Primero; hay un problema simplemente de lógica. Vamos a suponer que tenemos dos humanos – uno normal y uno deficiente mental, incapaz de reconocer obligaciones para con los otros –. ¿Son diferentes estos dos humanos? Ciertamente. ¿Es relevante alguna diferencia entre ellos para determinar cómo debemos tratarlos? Sí, por supuesto. Si alguien es mentalmente deficiente y es incapaz de reconocer obligaciones, podemos no querer que participe en contratos legales obligatorios. Pero, ¿es relevante la diferencia, como para que determine si podemos tratar a ese humano como un sujeto sin consentimiento para realizar experimentos biomédicos, o como donante forzado de órganos, o exclusivamente como medios para nuestros fines en cualquier otro modo? Muchos de nosotros se horrorizarían ante la idea de que deberíamos usar humanos con deficiencia mental como sujetos en experimentos, donantes forzados de órganos o esclavos. Reconocemos la completa irrelevancia de esa discapacidad para la cuestión de la moralidad de explotar esos humanos como recursos para humanos “normales”.

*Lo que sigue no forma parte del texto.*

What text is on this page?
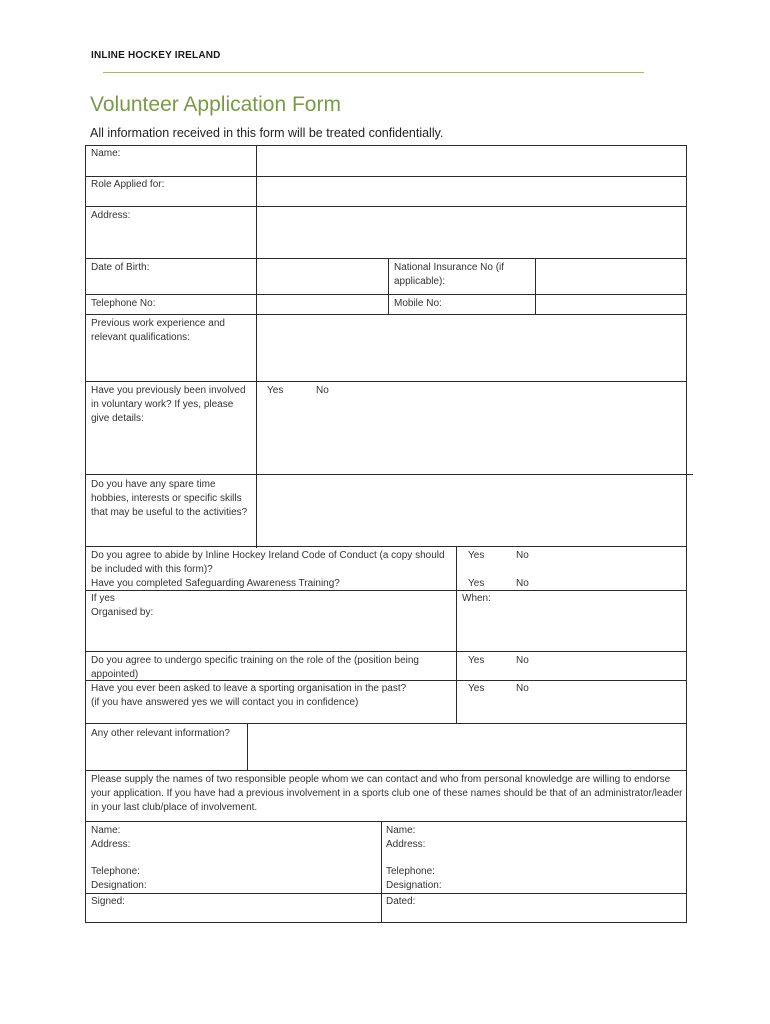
INLINE HOCKEY IRELAND
Volunteer Application Form
All information received in this form will be treated confidentially.
Name:
Role Applied for:
Address:
Date of Birth:	National Insurance No (if applicable):
Telephone No:	Mobile No:
Previous work experience and relevant qualifications:
Have you previously been involved in voluntary work? If yes, please give details:
Yes	No
Do you have any spare time hobbies, interests or specific skills that may be useful to the activities?
Do you agree to abide by Inline Hockey Ireland Code of Conduct (a copy should be included with this form)?
Yes	No
Have you completed Safeguarding Awareness Training?	Yes	No
If yes
Organised by:
When:
Do you agree to undergo specific training on the role of the (position being appointed)
Yes	No
Have you ever been asked to leave a sporting organisation in the past?
(if you have answered yes we will contact you in confidence)
Yes	No
Any other relevant information?
Please supply the names of two responsible people whom we can contact and who from personal knowledge are willing to endorse your application. If you have had a previous involvement in a sports club one of these names should be that of an administrator/leader in your last club/place of involvement.
Name:
Address:
Telephone:
Designation:
Name:
Address:
Telephone:
Designation:
Signed:	Dated:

Segundo; hay un problema de hecho empírico. ¿Es verdad que sólo los humanos tienen capacidad de reflexión moral y de acción moral? Hay innumerables ejemplos de relatos de animales de muchas especies que arriesgan su propia seguridad física a fin de ayudar a otros –conducta que consideramos de alto valor moral–. Los perros entran en casas en llamas para salvar a humanos; los mapaches arriesgan su propia seguridad para ayudar a otros mapaches que están ciegos; los primates no humanos cautivos en zoológicos actúan de manera de proteger a los humanos que se han caído dentro de los recintos del zoológico.

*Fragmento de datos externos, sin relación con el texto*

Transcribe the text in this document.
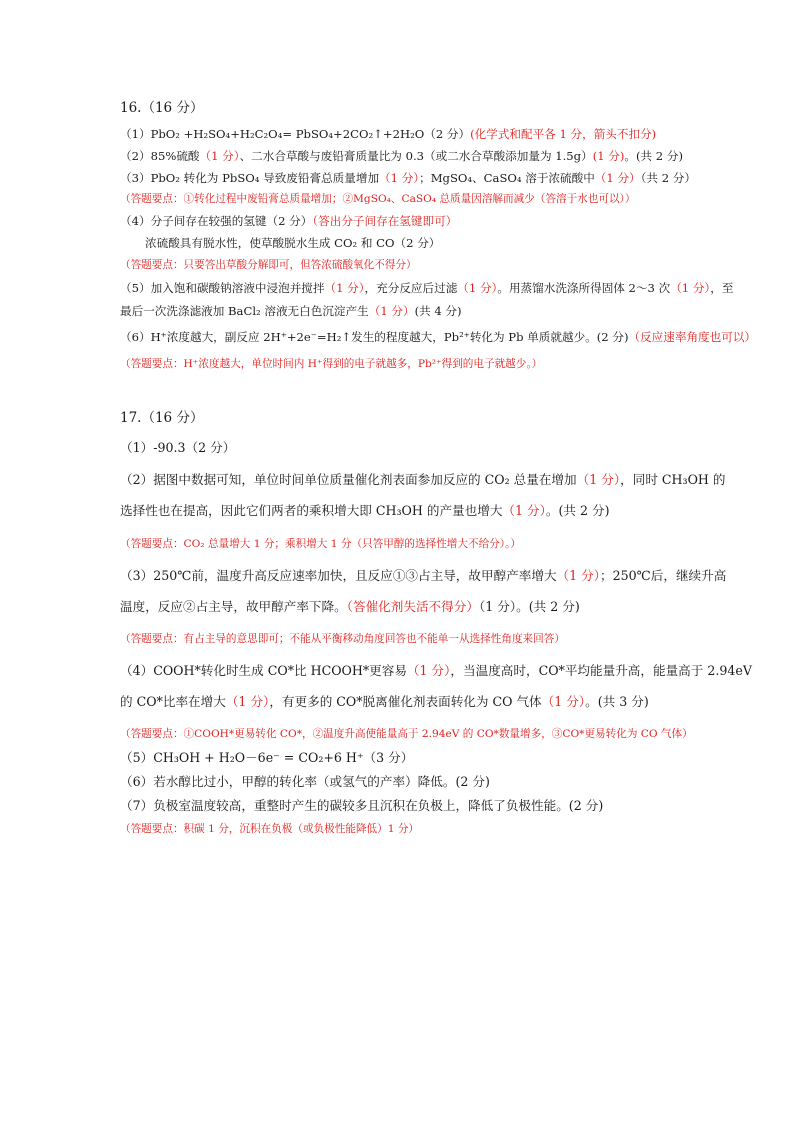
16.（16 分）
（1）PbO₂ +H₂SO₄+H₂C₂O₄= PbSO₄+2CO₂↑+2H₂O（2 分）(化学式和配平各 1 分，箭头不扣分)
（2）85%硫酸（1 分）、二水合草酸与废铅膏质量比为 0.3（或二水合草酸添加量为 1.5g）(1 分)。(共 2 分)
（3）PbO₂ 转化为 PbSO₄ 导致废铅膏总质量增加（1 分）；MgSO₄、CaSO₄ 溶于浓硫酸中（1 分）（共 2 分）
（答题要点：①转化过程中废铅膏总质量增加；②MgSO₄、CaSO₄ 总质量因溶解而减少（答溶于水也可以））
（4）分子间存在较强的氢键（2 分）（答出分子间存在氢键即可）
浓硫酸具有脱水性，使草酸脱水生成 CO₂ 和 CO（2 分）
（答题要点：只要答出草酸分解即可，但答浓硫酸氧化不得分）
（5）加入饱和碳酸钠溶液中浸泡并搅拌（1 分），充分反应后过滤（1 分）。用蒸馏水洗涤所得固体 2～3 次（1 分），至
最后一次洗涤滤液加 BaCl₂ 溶液无白色沉淀产生（1 分）(共 4 分)
（6）H⁺浓度越大，副反应 2H⁺+2e⁻=H₂↑发生的程度越大，Pb²⁺转化为 Pb 单质就越少。(2 分)（反应速率角度也可以）
（答题要点：H⁺浓度越大，单位时间内 H⁺得到的电子就越多，Pb²⁺得到的电子就越少。）
17.（16 分）
（1）-90.3（2 分）
（2）据图中数据可知，单位时间单位质量催化剂表面参加反应的 CO₂ 总量在增加（1 分），同时 CH₃OH 的
选择性也在提高，因此它们两者的乘积增大即 CH₃OH 的产量也增大（1 分）。(共 2 分)
（答题要点：CO₂ 总量增大 1 分；乘积增大 1 分（只答甲醇的选择性增大不给分）。）
（3）250℃前，温度升高反应速率加快，且反应①③占主导，故甲醇产率增大（1 分）；250℃后，继续升高
温度，反应②占主导，故甲醇产率下降。（答催化剂失活不得分）（1 分）。(共 2 分)
（答题要点：有占主导的意思即可；不能从平衡移动角度回答也不能单一从选择性角度来回答）
（4）COOH*转化时生成 CO*比 HCOOH*更容易（1 分），当温度高时，CO*平均能量升高，能量高于 2.94eV
的 CO*比率在增大（1 分），有更多的 CO*脱离催化剂表面转化为 CO 气体（1 分）。(共 3 分)
（答题要点：①COOH*更易转化 CO*，②温度升高使能量高于 2.94eV 的 CO*数量增多，③CO*更易转化为 CO 气体）
（5）CH₃OH + H₂O－6e⁻ = CO₂+6 H⁺（3 分）
（6）若水醇比过小，甲醇的转化率（或氢气的产率）降低。(2 分)
（7）负极室温度较高，重整时产生的碳较多且沉积在负极上，降低了负极性能。(2 分)
（答题要点：积碳 1 分，沉积在负极（或负极性能降低）1 分）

Uno de estos ejemplos me llegó a través de los estudiantes del curso de derechos humanos/derechos animales que Anna Charlton y yo enseñamos en Rutgers University. En Chile, un perro arriesga su propia vida para ayudar a otro perro que ha sido golpeado por un auto. No estoy diciendo que el perro se sentó allí, y ponderó sus obligaciones morales antes de actuar, en el mismo sentido en que nosotros lo haríamos. ¿Y con eso qué? El perro actuó de un modo altruista. Esta conducta no puede ser menospreciada con la explicación de que se trata de algún tipo de “instinto” o un comportamiento en interés propio. El perro clara y deliberadamente adoptó una conducta que representaba un grave riesgo para su vida.

Y los humanos, que son supuestamente “especiales” porque, a diferencia del perro, son seres morales, ni siquiera se preocuparon de parar sus automóviles o de disminuir su velocidad.